1 甲土地につき無権利のDが、自己への虚偽の所有権移転登記をした場合には、Aは、単独で、Dに対し、その所有権移転登記の抹消を求めることができる。

2 Aが甲土地についての自己の持分を放棄した場合には、その持分は国庫に帰属する。

3 Aが死亡し、E及びFが相続した場合には、B及びCは、Aの遺産についての遺産分割がされる前であっても、E及びFに対して共有物分割の訴えを提起することができる。

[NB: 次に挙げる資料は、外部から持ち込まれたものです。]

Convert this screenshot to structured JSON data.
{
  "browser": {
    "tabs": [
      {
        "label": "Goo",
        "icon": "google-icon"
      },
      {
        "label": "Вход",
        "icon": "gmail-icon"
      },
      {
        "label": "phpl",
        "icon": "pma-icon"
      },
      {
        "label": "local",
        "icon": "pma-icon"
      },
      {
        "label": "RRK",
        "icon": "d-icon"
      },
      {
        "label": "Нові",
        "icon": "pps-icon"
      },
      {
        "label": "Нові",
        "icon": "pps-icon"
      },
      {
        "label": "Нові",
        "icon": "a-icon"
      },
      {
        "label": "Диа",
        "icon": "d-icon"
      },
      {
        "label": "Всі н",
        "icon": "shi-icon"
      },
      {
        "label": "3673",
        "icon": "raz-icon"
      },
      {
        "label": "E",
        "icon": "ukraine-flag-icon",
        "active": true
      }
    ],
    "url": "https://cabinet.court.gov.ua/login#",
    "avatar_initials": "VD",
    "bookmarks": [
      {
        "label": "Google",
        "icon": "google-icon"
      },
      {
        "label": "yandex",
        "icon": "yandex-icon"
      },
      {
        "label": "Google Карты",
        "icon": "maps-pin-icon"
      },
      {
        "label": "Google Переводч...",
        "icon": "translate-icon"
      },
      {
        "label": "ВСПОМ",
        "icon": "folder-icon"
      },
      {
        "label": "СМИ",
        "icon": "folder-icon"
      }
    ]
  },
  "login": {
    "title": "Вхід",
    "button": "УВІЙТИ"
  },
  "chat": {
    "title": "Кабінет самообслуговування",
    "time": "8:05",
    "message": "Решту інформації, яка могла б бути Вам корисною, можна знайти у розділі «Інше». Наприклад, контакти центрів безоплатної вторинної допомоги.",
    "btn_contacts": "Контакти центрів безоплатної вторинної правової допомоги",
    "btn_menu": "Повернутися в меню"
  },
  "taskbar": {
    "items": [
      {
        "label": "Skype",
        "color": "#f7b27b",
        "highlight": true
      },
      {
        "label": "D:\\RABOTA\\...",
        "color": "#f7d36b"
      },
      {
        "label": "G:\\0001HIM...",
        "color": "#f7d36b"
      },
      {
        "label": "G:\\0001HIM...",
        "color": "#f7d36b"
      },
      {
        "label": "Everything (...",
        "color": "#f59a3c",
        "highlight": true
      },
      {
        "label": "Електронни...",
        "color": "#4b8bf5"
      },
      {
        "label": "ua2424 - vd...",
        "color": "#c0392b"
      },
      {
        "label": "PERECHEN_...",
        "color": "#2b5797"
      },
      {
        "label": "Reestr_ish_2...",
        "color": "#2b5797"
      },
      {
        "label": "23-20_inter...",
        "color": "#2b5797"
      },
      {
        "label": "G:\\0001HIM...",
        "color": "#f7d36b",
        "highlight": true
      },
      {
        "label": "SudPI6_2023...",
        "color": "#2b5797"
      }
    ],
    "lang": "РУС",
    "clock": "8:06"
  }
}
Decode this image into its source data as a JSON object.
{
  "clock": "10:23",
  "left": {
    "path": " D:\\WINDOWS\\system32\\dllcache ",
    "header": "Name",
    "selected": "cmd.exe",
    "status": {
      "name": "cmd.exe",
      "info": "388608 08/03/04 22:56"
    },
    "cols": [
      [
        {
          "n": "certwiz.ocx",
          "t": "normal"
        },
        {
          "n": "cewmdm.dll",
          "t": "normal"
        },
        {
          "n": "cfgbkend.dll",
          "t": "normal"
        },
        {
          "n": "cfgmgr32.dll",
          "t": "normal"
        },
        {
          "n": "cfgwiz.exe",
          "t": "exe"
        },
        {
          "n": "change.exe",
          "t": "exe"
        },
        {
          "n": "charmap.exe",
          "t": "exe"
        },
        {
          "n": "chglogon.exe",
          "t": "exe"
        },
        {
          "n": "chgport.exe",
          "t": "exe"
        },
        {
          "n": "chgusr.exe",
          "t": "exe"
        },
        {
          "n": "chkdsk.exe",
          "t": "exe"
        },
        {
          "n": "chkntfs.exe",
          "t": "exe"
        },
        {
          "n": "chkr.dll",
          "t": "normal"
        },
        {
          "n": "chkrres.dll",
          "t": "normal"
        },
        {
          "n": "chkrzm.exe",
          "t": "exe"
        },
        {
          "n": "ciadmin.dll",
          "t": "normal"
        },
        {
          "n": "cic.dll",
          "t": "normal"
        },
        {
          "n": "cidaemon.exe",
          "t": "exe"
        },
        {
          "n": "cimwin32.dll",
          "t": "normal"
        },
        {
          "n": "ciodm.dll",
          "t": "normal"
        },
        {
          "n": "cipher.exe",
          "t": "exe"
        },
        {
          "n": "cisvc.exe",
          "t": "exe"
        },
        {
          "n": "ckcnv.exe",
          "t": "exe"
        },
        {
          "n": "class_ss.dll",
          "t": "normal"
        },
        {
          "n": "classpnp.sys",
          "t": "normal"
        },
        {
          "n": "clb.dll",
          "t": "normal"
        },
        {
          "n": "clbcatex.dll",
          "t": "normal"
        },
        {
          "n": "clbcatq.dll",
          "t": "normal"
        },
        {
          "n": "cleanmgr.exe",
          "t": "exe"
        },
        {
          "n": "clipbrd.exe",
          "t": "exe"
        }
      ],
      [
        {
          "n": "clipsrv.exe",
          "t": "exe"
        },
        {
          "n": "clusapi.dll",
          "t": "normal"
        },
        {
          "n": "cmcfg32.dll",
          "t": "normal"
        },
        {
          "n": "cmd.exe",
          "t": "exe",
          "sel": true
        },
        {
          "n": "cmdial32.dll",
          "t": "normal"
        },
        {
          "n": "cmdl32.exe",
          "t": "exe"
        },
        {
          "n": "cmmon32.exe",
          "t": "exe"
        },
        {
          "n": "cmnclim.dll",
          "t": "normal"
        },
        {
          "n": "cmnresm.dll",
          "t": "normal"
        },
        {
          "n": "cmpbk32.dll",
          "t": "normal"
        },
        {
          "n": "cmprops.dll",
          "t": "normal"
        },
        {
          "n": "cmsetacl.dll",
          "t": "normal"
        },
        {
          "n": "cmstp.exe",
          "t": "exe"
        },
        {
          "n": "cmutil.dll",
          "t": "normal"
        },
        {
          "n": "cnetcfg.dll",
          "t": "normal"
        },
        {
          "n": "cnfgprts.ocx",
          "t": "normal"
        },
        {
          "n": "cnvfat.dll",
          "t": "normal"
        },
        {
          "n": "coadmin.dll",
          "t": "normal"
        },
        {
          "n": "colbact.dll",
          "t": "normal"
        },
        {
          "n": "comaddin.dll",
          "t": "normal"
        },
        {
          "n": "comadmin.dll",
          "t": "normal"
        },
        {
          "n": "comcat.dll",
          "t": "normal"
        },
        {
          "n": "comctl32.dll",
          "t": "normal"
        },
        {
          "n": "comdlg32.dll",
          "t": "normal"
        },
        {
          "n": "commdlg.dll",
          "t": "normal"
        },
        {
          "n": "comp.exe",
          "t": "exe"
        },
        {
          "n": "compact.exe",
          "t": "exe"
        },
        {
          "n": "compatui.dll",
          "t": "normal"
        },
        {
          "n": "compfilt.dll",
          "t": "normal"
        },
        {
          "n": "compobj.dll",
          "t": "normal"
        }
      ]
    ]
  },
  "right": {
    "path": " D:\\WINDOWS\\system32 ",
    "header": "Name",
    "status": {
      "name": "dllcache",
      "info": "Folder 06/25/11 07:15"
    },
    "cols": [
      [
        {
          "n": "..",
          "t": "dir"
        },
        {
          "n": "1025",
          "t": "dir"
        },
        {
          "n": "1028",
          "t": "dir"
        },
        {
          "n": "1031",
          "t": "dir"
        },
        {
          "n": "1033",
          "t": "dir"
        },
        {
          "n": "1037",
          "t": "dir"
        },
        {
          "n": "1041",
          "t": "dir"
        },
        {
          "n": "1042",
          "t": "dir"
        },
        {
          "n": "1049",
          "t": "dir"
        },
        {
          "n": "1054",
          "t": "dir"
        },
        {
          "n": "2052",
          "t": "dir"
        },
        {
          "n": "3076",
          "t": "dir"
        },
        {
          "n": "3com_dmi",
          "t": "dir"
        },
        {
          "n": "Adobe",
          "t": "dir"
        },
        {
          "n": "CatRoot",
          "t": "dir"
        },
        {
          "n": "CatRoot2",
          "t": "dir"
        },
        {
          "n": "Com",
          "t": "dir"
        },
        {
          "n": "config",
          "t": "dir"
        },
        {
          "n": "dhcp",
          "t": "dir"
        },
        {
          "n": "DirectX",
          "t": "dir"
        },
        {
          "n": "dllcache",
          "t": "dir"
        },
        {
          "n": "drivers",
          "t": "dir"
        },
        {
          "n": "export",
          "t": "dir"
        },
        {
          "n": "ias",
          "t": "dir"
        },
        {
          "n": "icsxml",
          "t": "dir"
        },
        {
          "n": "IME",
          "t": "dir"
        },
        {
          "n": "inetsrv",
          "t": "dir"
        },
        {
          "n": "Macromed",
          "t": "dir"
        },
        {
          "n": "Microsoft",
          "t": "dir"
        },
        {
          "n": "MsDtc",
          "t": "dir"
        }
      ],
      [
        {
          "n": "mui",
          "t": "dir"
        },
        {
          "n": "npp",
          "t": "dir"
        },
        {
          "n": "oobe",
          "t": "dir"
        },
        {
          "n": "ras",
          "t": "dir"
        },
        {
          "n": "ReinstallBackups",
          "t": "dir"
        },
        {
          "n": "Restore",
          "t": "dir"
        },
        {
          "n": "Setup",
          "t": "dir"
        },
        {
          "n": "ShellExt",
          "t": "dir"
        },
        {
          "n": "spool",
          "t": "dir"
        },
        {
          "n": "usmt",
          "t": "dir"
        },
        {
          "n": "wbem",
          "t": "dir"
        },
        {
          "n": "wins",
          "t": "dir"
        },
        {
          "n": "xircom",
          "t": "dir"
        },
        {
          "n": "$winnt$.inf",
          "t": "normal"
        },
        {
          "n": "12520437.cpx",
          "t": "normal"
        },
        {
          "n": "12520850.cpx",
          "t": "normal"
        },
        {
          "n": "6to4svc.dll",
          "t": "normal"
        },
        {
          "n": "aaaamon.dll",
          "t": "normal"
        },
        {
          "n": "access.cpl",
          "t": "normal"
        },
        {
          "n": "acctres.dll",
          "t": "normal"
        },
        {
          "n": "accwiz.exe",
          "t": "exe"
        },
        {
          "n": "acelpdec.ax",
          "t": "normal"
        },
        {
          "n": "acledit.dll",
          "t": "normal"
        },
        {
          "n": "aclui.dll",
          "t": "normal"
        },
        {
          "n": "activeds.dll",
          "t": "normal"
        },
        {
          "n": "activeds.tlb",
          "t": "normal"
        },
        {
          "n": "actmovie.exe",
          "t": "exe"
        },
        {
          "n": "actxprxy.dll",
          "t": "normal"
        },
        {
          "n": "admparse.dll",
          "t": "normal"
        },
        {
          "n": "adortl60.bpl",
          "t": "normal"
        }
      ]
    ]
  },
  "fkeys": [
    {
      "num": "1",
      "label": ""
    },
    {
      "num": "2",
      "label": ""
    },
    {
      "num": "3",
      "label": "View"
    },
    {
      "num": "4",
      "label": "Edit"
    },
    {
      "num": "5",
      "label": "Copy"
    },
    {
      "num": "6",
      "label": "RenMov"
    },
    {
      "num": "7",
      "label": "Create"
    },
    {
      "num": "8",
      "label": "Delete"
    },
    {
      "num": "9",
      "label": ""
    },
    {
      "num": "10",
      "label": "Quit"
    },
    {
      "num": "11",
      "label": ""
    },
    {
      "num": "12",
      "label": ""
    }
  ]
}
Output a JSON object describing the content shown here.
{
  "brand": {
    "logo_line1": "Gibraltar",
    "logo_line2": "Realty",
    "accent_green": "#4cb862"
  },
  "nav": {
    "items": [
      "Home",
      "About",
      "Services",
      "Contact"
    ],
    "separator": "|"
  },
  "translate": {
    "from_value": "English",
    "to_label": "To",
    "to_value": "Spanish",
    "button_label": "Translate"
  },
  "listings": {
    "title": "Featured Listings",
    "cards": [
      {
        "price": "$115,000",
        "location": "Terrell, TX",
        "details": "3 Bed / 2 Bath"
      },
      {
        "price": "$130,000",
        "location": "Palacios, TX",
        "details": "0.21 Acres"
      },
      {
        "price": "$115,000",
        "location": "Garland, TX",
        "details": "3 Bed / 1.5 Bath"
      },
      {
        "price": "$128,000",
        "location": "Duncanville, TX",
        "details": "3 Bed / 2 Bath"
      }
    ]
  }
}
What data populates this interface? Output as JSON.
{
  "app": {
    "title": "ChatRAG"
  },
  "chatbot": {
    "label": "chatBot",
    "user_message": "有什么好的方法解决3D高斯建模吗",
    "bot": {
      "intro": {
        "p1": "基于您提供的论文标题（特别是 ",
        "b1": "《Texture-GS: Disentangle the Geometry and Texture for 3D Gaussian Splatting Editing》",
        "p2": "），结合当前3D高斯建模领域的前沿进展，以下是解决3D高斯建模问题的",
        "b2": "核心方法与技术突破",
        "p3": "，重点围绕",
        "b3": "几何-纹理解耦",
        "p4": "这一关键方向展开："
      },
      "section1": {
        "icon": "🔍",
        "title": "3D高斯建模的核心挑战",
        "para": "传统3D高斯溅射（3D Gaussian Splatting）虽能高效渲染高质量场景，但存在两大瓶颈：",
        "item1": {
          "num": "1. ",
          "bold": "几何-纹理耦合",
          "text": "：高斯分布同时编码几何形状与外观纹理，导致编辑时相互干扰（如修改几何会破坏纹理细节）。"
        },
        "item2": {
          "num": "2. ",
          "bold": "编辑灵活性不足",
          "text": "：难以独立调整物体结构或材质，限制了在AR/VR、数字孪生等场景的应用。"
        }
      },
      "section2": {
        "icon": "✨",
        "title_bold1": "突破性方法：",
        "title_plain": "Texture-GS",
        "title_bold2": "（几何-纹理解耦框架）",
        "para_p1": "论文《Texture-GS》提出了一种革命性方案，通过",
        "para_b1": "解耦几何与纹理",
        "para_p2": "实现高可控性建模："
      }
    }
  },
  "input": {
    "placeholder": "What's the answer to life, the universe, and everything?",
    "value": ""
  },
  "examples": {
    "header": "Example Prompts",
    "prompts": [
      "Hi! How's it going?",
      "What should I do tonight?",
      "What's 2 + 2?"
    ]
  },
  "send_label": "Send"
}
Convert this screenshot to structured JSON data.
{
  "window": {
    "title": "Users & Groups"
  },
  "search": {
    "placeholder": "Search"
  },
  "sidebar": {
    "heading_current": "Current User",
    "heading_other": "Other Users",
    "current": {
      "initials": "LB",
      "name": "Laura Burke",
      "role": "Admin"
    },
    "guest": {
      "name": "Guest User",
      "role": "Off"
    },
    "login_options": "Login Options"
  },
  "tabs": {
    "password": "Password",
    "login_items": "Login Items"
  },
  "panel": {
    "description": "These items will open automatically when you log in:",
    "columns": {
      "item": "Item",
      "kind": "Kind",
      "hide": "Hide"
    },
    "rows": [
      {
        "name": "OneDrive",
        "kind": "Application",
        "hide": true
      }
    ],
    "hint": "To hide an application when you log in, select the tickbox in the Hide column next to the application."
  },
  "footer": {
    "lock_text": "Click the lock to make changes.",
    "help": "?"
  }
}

4 AがB及びCに無断で甲土地を占有している場合であっても、Bは、Aに対し、当然には自己に甲土地を明け渡すように求めることができない。

【解答及び解説】

【問 8】 正解 2

1 正しい。無権利者が、自己への虚偽の所有権移転登記をした場合の所有権移転登記の抹消は、共有物の保存行為となる。そして、保存行為は各共有者が単独で行うことができる。
*民法252条5項

2 誤り。共有者の一人が、その持分を放棄したときは、その持分は、「他の共有者」に帰属する。国庫に帰属するわけではない。
*民法255条

3 正しい。共有物について,遺産分割前の遺産共有の状態にある共有持分(遺産共有持分)と他の共有持分とが併存する場合,共有者(遺産共有持分権者を含む。)が遺産共有持分と他の共有持分との間の共有関係の解消を求める方法として裁判上採るべき手続は民法258条に基づく共有物分割訴訟であり,共有物分割の判決によって遺産共有持分権者に分与された財産は遺産分割の対象となり,この財産の共有関係の解消については同法907条に基づく遺産分割によるべきものと解するのが相当である(最判平25.11.29)。要するに、共有物分割訴訟→遺産分割の順に行うことになる。したがって、Aの遺産についての遺産分割前であっても、共有物分割の訴えを提起することができる。
*民法258条、907条

4 正しい。共有者の一人が共有物を無断で占有している場合であっても、当該共有者も共有持分を有している以上、持分に応じて使用する権利があるので、他の共有者は、当該共有者に対して当然に自己に共有物の明け渡しを求めることはできない。


【解法のポイント】肢3は非常に難しい肢ですが、その他の肢は簡単なので、正解は簡単に分かったのではないかと思います。